1984年、順天堂大学大学院医学研究科修了。東京都精神医学総合研究所精神薬理部門主任研究員、順天堂大学医学部講師、順天堂大学大学院医学研究科精神・行動科学教授を経て、2019年からアルツクリニック東京院長。順天堂大学医学部名誉教授。アルツハイマー病の基礎と研究を中心とした老年精神医学が専門。日本老年精神医学会前理事長。1999年、当時日本で唯一の「若年性アルツハイマー病専門外来」を開設。2019年、世界に先駆けてアミロイドPET検査を含む「健脳ドック」を導入した。著書に「脳寿命を延ばす 認知症にならない18の方法」(文春新書)など。

“治る認知症”…代表的な2つの内科的な原因疾患

公開日: 更新日:

 認知症にはいくつかの種類があり、代表的なものがアルツハイマー型認知症、血管性認知症、レビー小体型認知症、前頭側頭型認知症です。これらは完治が難しく、いかに症状の進行を遅らせるか、症状を和らげるかが、治療の目的となります。

 一方、「治る認知症」もあります。物忘れをはじめとする認知機能の低下が見られ、一見、代表的な4つの認知症のいずれかのようなのですが、実はそうではなく、薬や手術などの治療法があるものを指します。誤診されているケースも少なくありません。ご家族が「治る認知症」があるということを認識し、その特徴を押さえておくことが、誤診対策につながると思います。

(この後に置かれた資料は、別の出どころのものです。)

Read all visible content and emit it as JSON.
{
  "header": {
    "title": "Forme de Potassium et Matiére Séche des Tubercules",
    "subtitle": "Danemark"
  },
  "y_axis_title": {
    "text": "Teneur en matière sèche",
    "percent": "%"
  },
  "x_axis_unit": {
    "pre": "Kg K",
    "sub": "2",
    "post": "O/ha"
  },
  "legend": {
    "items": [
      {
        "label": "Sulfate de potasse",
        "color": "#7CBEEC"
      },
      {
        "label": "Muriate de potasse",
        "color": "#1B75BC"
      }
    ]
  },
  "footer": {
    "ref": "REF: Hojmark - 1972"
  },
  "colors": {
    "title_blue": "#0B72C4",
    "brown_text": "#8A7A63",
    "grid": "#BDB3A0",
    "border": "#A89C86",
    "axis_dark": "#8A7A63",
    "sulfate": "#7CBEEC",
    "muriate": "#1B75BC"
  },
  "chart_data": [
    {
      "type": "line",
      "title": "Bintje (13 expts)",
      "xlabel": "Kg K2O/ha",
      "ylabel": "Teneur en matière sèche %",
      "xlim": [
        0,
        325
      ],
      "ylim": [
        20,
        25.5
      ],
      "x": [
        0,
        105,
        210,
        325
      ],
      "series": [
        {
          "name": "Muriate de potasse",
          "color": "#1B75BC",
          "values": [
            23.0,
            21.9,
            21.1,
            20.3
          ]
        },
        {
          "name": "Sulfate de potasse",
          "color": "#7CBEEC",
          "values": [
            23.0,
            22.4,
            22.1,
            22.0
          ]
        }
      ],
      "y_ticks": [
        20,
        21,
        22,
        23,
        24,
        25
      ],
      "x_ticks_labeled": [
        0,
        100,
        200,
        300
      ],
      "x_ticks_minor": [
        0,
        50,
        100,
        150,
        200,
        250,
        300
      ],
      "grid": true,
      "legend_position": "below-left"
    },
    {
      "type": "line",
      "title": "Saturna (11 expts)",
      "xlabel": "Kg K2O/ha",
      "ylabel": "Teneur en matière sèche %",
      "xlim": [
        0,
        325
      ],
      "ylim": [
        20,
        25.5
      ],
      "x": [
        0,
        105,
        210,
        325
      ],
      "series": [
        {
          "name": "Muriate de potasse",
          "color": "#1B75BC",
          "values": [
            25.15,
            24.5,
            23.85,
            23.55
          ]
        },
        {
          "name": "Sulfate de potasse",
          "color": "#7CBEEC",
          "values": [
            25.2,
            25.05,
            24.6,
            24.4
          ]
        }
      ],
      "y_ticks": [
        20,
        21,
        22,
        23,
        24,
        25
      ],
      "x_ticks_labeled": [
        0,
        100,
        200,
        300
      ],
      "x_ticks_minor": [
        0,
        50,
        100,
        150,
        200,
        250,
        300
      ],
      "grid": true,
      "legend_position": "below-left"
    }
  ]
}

 さて、前回は「治る認知症」のうち、脳外科的な病気を紹介しました。今回は、内科的な病気を取り上げたいと思います。

 代表的なのは、甲状腺の病気です。甲状腺は首の前側、喉ぼとけのすぐ下にある蝶のような形をした臓器です。甲状腺ホルモンを分泌し、体の代謝や成長を調節する役割を担っています。何らかの理由で甲状腺の機能が低下すると、思考力・記憶力の低下、無気力、動作緩慢などの症状が現れ、認知症と間違われるケースがあります。

 甲状腺の病気は、首などの触診でわかる場合もありますが、血液検査を行えば確実にわかります。がんによる機能低下でなければ、薬で治ります。

 今回のテーマとは少し離れるものの、「甲状腺の病気があると認知症のリスクが上がるのでは」という見方もありましたが、2021年に権威ある医学誌JAMAのオンライン版に報告されたオランダのLeiden大学の研究者らの大規模研究の結果では、それが否定されています。23件のコホート研究に参加した7万4565人の甲状腺機能と認知機能の関係を検討したところ、甲状腺機能障害と認知症発症リスクに関連は見られませんでした。

 ビタミンB1、B12、葉酸の低下も、物忘れを増やす原因です。血液検査ですぐにわかり、ビタミンの補充で症状が改善します。ビタミンの欠乏は、お酒をよく飲む人にしばしば見られます。飲むと腸の蠕動運動が緩やかになり、あまり物が食べられず、食事に偏りができて、結果、ビタミン不足になります。さらに、お酒そのものでも物忘れが増幅します。

 甲状腺機能低下症にしても、ビタミン欠乏症にしても、発見が遅くなると薬で回復が期待できづらくなります。早い段階での鑑別が重要です。